Mozart Festival: A Little Night Music with Jon Kimura Parker
Friday, Nov 5 2010
Bob Clark, Calgary Herald
The music of Mozart from near the beginning of his career to very close to the end was the focus of a Calgary Philharmonic program on Thursday at Jack Singer Concert Hall that clearly made Canadian pianist Jon Kimura Parker a close runner-up to the composer in audience affections.
The Mozart Festival concert began, singularly enough, with a performance of the famous Piano Sonata No. 16 in C Major, K.545 – performed the way many of us tried in vain to play as piano students (and many a long-suffering teacher wished we had).
The flash of liquid scales in the opening Allegro, the finely expressive playing in the ensuing Andante, and a sense of playfulness that came with a hint of drama in the final Rondo – it all sounded so wonderfully intimate coming from the splendid fortepiano lent for the occasion by the University of Calgary.
“I’ve never played on a fortepiano before,” Parker told us from the stage immediately after he had finished playing the piece – much to our astonishment and amusement. Furthermore, he added, “I’ve actually never played that sonata before. I must be the only pianist who never played it as a kid.”
Next came the Piano Concerto No. 3 in D Major (K.40) whose three movements, written when Mozart was 11, were based on thematic material borrowed from as many composers of the day.
“It’s remarkable that it comes from somebody that young,” said Parker, before taking his place at the keyboard – of a concert grand, this time.
A spirited little compendium of light and shading, Parker’s committed performance, with the sympathetic support of the CPO under music director Roberto Minczuk, made the most of the material, without a trace of condescension, or of anything cursory in the approach taken to the piece.
If we hadn’t already known the work was by Mozart, would we have guessed?
Undoubtedly, from some of the key progressions, for example, the musical figurations, and the sudden (albeit brief in this piece) shifts in mood – all pre-figuring the later Mozart we’re familiar with.
After the concerto and the enthusiastic response of the large crowd in attendance, we were treated to a seemingly impromptu reading of a movement from Mozart’s E-flat Major sonata K.282, a work dating from 1774 when the composer was 18.
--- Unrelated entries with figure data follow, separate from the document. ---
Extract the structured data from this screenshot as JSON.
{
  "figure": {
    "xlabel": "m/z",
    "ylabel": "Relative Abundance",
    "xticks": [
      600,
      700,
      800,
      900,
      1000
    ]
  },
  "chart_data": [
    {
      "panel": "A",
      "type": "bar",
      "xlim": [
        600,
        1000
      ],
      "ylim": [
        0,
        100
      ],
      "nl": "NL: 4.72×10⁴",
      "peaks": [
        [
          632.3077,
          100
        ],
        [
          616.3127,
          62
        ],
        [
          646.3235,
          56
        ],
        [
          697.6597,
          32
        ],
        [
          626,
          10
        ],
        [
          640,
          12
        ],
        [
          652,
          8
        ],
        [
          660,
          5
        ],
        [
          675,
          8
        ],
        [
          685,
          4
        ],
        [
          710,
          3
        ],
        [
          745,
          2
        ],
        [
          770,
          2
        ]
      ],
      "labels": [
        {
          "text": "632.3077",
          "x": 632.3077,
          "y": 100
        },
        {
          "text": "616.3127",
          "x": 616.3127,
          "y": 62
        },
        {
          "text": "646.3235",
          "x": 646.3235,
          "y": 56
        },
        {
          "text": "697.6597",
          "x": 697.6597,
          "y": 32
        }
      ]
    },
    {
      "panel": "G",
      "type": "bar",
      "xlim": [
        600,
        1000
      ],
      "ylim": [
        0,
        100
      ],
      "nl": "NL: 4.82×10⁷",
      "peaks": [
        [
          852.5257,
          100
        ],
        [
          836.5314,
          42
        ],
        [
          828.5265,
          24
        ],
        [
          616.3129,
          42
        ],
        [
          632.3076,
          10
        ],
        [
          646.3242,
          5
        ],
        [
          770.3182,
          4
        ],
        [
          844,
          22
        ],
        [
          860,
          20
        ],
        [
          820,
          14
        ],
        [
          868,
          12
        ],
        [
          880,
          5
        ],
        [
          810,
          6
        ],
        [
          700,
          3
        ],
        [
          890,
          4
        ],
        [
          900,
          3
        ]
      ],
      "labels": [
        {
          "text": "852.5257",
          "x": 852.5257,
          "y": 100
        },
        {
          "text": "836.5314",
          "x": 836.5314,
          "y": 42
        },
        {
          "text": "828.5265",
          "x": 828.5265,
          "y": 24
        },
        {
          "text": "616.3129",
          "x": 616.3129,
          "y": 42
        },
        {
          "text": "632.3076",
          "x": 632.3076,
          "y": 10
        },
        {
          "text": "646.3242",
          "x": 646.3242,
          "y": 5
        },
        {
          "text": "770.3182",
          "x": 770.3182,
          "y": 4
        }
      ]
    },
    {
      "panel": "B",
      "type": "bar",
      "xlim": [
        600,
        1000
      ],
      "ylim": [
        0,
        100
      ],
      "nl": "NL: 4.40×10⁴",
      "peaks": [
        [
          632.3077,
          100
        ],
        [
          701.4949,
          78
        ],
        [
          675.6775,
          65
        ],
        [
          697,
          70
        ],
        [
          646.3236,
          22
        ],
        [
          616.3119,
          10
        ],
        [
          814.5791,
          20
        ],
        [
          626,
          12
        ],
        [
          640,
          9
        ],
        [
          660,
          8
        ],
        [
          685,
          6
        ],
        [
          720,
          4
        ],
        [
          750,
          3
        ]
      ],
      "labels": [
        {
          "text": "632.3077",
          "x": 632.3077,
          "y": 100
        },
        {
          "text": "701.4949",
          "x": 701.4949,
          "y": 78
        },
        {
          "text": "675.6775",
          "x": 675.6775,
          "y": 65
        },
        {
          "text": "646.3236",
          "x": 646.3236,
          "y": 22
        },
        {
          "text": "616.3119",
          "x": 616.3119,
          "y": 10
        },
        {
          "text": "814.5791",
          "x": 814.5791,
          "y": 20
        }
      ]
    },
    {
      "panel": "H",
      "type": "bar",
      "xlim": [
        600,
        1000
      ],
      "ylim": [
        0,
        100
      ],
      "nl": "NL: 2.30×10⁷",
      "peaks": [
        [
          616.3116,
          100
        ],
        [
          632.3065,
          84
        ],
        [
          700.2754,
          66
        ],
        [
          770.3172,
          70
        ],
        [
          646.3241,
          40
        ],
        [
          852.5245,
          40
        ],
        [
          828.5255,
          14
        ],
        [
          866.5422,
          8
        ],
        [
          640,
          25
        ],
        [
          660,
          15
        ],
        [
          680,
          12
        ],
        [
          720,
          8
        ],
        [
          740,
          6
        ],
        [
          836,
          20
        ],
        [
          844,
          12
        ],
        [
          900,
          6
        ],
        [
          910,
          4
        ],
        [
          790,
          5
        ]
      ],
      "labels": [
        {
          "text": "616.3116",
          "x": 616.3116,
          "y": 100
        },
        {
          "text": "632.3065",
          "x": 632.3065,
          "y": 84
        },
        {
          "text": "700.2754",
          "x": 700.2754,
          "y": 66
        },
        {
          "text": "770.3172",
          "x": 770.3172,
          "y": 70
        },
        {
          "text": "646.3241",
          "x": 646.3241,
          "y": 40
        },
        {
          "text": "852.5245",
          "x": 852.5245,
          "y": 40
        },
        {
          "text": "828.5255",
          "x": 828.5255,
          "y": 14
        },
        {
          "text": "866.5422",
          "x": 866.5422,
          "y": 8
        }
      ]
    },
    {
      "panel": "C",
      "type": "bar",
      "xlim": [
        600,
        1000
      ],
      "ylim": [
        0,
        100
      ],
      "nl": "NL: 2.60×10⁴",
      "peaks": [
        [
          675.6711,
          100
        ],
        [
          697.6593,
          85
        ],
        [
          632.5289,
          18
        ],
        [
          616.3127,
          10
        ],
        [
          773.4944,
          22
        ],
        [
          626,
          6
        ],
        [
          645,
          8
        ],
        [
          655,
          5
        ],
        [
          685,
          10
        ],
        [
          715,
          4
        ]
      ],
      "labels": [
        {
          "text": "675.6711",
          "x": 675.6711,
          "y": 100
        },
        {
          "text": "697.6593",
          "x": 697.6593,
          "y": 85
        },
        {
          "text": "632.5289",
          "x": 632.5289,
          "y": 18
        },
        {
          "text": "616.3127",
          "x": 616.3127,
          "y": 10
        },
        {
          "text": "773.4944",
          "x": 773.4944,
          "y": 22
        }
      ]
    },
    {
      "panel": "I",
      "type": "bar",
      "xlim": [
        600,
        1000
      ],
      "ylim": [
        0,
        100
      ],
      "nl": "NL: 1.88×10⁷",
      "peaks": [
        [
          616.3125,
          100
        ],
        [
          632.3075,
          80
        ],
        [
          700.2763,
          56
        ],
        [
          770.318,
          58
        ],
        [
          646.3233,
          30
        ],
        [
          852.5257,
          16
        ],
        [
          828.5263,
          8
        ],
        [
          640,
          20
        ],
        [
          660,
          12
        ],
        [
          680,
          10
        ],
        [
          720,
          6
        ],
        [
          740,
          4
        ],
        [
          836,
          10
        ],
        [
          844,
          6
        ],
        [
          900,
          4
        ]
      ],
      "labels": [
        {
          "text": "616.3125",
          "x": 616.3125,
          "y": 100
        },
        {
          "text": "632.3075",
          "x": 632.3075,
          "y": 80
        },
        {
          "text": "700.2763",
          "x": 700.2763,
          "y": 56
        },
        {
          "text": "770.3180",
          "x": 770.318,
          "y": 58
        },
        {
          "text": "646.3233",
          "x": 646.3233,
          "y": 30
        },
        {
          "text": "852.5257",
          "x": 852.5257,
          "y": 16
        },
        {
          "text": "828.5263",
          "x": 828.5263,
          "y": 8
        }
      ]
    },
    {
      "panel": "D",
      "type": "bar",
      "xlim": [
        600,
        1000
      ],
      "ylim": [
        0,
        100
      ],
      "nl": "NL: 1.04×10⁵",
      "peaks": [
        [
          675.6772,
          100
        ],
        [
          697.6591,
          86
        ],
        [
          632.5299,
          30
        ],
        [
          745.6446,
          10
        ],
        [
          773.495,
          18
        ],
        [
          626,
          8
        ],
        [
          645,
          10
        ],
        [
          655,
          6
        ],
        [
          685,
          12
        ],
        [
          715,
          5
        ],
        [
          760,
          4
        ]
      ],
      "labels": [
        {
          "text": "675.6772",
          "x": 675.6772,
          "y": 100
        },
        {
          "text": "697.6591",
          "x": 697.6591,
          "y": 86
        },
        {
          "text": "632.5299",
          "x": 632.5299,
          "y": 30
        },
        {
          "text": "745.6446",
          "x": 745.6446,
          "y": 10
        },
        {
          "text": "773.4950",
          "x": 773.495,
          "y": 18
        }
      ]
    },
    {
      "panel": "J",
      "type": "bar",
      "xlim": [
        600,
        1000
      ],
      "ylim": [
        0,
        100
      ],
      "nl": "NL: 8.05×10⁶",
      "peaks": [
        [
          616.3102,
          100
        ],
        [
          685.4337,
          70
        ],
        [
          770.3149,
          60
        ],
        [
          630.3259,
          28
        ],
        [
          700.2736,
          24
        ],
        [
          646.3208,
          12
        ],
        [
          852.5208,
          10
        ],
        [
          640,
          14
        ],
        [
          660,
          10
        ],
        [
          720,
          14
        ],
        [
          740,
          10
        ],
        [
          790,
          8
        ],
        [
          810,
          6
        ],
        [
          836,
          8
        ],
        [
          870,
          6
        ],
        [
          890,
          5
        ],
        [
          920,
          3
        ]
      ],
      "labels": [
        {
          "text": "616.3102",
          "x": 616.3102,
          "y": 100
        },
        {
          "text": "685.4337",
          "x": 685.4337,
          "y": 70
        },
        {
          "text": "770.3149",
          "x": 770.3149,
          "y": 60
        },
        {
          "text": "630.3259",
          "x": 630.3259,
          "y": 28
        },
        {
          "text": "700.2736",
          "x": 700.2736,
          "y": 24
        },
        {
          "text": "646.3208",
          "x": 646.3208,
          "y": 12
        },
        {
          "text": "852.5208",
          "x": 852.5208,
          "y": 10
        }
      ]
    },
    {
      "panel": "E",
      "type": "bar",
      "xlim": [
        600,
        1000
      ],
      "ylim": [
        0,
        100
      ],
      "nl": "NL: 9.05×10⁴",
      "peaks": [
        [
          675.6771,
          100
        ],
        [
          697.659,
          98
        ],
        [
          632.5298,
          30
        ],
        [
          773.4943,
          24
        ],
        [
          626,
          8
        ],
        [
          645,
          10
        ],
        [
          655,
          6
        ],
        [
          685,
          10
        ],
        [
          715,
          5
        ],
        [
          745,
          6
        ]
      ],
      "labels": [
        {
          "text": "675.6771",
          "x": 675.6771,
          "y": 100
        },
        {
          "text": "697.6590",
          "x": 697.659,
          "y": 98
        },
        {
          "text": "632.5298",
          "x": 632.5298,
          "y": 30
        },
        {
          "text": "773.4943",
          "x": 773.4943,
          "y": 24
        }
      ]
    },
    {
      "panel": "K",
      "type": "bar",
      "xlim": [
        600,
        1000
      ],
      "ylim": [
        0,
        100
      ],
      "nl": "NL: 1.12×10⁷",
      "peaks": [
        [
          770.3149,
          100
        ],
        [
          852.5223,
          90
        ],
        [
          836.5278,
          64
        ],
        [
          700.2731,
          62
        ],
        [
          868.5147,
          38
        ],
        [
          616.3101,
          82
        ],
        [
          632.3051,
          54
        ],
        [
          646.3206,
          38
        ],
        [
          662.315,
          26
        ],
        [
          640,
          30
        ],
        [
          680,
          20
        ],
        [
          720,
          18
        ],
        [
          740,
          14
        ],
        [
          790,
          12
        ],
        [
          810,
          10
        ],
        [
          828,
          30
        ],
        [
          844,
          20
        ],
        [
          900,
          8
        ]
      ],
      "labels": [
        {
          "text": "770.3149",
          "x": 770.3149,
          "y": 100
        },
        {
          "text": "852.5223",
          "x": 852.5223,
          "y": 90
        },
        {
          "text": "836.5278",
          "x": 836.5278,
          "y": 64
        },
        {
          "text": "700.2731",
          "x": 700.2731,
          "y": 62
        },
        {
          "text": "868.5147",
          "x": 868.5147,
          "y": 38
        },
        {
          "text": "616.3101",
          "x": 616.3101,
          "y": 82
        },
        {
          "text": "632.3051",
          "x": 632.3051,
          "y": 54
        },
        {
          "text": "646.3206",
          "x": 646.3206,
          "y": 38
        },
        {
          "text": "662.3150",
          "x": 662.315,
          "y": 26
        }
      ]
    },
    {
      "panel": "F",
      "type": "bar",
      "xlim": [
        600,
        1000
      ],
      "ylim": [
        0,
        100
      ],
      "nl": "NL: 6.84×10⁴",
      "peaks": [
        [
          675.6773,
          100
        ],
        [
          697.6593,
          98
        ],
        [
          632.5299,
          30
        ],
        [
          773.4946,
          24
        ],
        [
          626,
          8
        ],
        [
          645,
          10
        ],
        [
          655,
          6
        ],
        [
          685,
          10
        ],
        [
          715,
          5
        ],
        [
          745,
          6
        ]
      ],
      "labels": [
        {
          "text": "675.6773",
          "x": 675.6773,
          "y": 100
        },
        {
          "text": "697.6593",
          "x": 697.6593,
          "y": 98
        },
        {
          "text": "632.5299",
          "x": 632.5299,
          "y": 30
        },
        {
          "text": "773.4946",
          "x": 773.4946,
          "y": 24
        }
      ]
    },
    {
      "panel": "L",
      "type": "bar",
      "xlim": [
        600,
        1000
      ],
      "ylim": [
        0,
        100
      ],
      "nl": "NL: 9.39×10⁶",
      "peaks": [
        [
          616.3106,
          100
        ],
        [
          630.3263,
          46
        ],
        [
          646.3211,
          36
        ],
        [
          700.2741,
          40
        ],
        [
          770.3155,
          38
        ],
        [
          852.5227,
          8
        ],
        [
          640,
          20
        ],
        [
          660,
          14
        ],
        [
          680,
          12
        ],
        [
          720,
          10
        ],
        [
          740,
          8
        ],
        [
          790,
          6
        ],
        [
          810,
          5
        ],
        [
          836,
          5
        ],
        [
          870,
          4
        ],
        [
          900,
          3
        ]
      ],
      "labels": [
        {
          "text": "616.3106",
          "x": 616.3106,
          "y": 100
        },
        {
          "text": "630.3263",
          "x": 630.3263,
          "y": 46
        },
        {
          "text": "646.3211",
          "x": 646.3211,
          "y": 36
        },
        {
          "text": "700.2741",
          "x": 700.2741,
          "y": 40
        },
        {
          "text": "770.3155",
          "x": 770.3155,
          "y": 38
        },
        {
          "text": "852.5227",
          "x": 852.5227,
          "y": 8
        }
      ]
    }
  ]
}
Before sitting down again at the keyboard, Parker spoke about his relationship to the sonata – he had once upon a time programmed it often, but had not seen the sheet music in 12 years, he said – and about the conventional wisdom that we never forget the music we learn early on, “but the music we learn later on, we forget more quickly.”
“I’m about to see if that’s true,” he said, and launched into a beautifully articulated account of the movement.
The second half of the concert kicked off with what is arguably the most universally recognized piece in the Mozart canon – the serenade for strings known as Eine Kleine Nachtmusik (“A Little Night Music”).
It was a well-shaped performance that had the orchestra’s upper strings on their feet (literally), if not their toes. Maestro Minczuk took a vigorous approach to the work’s four movements, opting for tempos that kept things moving right along through to the conclusion of the sunny finale, without sacrificing dynamic subtlety and detail.
Thursday’s Mozart Festival celebration finished on a particularly strong note – with the Piano Concerto No. 27 in B-flat Major, K.595, written in the last year of Mozart’s life (1791) and premiered at a concert that was to represent the ailing composer’s last public appearance.
Prior to playing it, Parker explained that because Mozart had increasingly favoured the woodwind section in the scoring of his piano concertos, it was deemed appropriate by Maestro Minczuk to move the CPO winds to the front of the orchestra (beside the double basses) for the No. 27.
It proved an inspired move, especially given that the orchestra’s wind players are as good as they are – which they proved again on Thursday.
After pointing out that musicians have generally settled on “resolved and serene” as an apt description of Mozart’s final work for piano and orchestra, Parker sat down and proceeded to show why. There was a sense of immediacy to his interpretation, and at times, dialogue – perfectly balanced by Maestro Minczuk’s impeccable choices of tempo – that made Mozart’s music seem, well, compellingly and urgently personal, in a way.
In the solo passages, above all, Parker was able to draw impressively on Mozart’s uncanny ability in the later concertos to make major keys sound almost minor in their profound emotional effect on the listener.
To hear such things was a glorious, heartwarming experience for all present.